Question

A 2.0 kg particle moves in a circle of radius 3.1 m. As you look down on the plane of its orbit, the particle is initially moving clockwise. If we call the clockwise direction positive, the particle's angular momentum relative to the center of the circle varies with time according to L(t) = 10 N·m·s - (3.5 N·m)t.
(a) Find the magnitude and direction of the torque acting on the particle.
? N·m
Is it upward or downward?
(b) Find the angular velocity of the particle as a function of time in the form ?(t) = A + Bt.
A = ?
B = ?

Answer 1

Answer:

Explanation:

mass, m = 2 kg

radius, r = 3.1 m

L(t) = 10 - 3.5 t

(a) $\tau =\frac{dL}{dt}$

So, differentiate angular momentum with respect to time

τ = - 3.5 Nm

As the particle is rotating clockwise, so the angular velocity is downward and the angular momentum decreases so torque is upward.
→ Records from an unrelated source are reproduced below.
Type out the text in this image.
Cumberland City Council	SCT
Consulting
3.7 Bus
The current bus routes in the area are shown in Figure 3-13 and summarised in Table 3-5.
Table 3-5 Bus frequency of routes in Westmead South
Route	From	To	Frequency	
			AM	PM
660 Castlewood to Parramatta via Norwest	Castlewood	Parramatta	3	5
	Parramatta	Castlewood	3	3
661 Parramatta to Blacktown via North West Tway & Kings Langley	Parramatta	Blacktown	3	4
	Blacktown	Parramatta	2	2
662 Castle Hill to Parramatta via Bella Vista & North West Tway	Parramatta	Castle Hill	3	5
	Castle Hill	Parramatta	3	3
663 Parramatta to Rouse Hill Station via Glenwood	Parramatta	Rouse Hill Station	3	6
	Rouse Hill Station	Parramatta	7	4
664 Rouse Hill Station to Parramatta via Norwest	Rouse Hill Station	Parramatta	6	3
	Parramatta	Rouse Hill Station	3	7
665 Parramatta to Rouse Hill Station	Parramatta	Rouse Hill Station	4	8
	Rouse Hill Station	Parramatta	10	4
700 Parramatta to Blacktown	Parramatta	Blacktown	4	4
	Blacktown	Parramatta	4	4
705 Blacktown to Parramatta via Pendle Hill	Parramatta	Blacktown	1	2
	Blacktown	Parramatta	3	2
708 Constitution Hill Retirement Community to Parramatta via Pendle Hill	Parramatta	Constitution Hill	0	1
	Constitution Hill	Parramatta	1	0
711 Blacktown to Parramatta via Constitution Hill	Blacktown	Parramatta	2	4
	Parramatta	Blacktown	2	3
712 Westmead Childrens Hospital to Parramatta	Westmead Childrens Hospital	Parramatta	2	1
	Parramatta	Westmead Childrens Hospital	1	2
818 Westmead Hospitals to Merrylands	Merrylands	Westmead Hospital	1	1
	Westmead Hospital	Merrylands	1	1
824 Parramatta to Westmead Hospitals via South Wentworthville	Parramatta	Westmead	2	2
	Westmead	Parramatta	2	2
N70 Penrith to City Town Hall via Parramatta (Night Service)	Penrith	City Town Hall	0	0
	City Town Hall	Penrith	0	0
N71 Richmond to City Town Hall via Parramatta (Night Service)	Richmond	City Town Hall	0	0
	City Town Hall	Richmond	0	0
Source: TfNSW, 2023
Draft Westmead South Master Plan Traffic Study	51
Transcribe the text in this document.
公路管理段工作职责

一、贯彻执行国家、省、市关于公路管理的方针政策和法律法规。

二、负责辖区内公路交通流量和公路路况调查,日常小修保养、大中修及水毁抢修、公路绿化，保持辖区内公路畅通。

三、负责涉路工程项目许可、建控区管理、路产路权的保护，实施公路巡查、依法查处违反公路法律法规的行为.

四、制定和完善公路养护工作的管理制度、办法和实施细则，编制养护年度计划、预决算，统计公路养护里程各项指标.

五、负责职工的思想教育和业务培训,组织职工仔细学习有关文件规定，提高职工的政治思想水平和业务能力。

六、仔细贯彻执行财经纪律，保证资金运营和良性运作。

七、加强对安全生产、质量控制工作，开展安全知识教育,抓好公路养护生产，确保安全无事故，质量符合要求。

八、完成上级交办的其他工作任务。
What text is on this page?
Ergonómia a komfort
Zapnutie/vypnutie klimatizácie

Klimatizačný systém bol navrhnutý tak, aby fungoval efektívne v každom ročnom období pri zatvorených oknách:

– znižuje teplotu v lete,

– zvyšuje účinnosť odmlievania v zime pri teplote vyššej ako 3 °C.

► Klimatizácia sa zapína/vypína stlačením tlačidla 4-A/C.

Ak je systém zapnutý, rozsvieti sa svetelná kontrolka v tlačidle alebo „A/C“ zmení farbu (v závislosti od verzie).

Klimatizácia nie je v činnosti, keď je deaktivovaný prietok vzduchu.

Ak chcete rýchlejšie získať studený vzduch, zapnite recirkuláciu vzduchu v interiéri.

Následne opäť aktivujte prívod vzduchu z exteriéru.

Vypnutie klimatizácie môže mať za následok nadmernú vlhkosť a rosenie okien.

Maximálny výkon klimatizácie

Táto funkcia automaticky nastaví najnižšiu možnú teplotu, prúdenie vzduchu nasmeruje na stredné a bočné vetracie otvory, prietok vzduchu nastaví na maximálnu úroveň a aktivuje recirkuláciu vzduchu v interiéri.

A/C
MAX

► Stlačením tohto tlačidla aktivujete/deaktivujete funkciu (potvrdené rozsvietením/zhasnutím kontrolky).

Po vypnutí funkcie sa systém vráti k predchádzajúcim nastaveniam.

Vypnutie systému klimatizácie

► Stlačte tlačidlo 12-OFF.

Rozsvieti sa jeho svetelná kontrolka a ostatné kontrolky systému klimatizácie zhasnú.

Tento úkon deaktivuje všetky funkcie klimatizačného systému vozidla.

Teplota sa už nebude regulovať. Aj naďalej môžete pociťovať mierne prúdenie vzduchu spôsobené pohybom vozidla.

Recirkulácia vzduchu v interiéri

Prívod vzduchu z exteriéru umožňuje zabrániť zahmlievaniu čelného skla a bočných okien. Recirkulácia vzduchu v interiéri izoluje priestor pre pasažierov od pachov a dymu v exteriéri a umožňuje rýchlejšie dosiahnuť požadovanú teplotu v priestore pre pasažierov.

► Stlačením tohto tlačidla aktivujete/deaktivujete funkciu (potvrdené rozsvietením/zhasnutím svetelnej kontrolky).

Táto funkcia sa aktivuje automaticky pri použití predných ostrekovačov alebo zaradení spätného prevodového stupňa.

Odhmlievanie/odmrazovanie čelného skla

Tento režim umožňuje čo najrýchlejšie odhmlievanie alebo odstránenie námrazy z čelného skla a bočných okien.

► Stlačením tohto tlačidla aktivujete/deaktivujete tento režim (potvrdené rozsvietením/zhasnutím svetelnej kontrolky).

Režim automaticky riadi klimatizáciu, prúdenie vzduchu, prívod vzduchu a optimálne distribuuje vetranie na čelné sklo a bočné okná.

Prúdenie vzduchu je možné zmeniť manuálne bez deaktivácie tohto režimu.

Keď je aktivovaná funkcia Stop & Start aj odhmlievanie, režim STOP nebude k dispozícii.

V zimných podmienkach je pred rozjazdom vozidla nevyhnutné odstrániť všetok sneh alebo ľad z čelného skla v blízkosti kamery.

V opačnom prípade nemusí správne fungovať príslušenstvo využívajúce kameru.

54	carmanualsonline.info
(b) moment of inertia, I = m R²

I = 2 x 3.1 x 3.1 = 19.22 kgm^2

L = I x ω

where, ω is the angular velocity

ω = (10 - 3.5 t) / 19.22

ω = 0.520 - 0.182 t

So, by comparison A = 0.520 rad/s

B = - 0.182 rad/s²

Answer 2

Answer

given,

L(t) = 10 - 3.5 t

mass of particle = 2 Kg

radius of the circle = 3.1 m

a) torque

    τ = $\dfrac{dL}{dt}$

    τ = $\dfrac{d}{dt}(10 - 3.5 t)$

    τ = -3.5 N.m

Particle rotates clockwise as i look down the plane. Hence, its angular velocity is downward.

L decreases the angular acceleration upward. so, net torque is upward.

b) Moment of inertia of the particle

    I = m R^2

    I = 2 x 3.1²

    I = 19.22 kg.m²

    L = I ω

    ω = $\dfrac{L}{I}$

    ω = $\dfrac{10 - 3.5 t}{19.22}$

    ω = $0.520 - 0.182 t$

  A = 0.52 rad/s             B = -0.182 rad/s²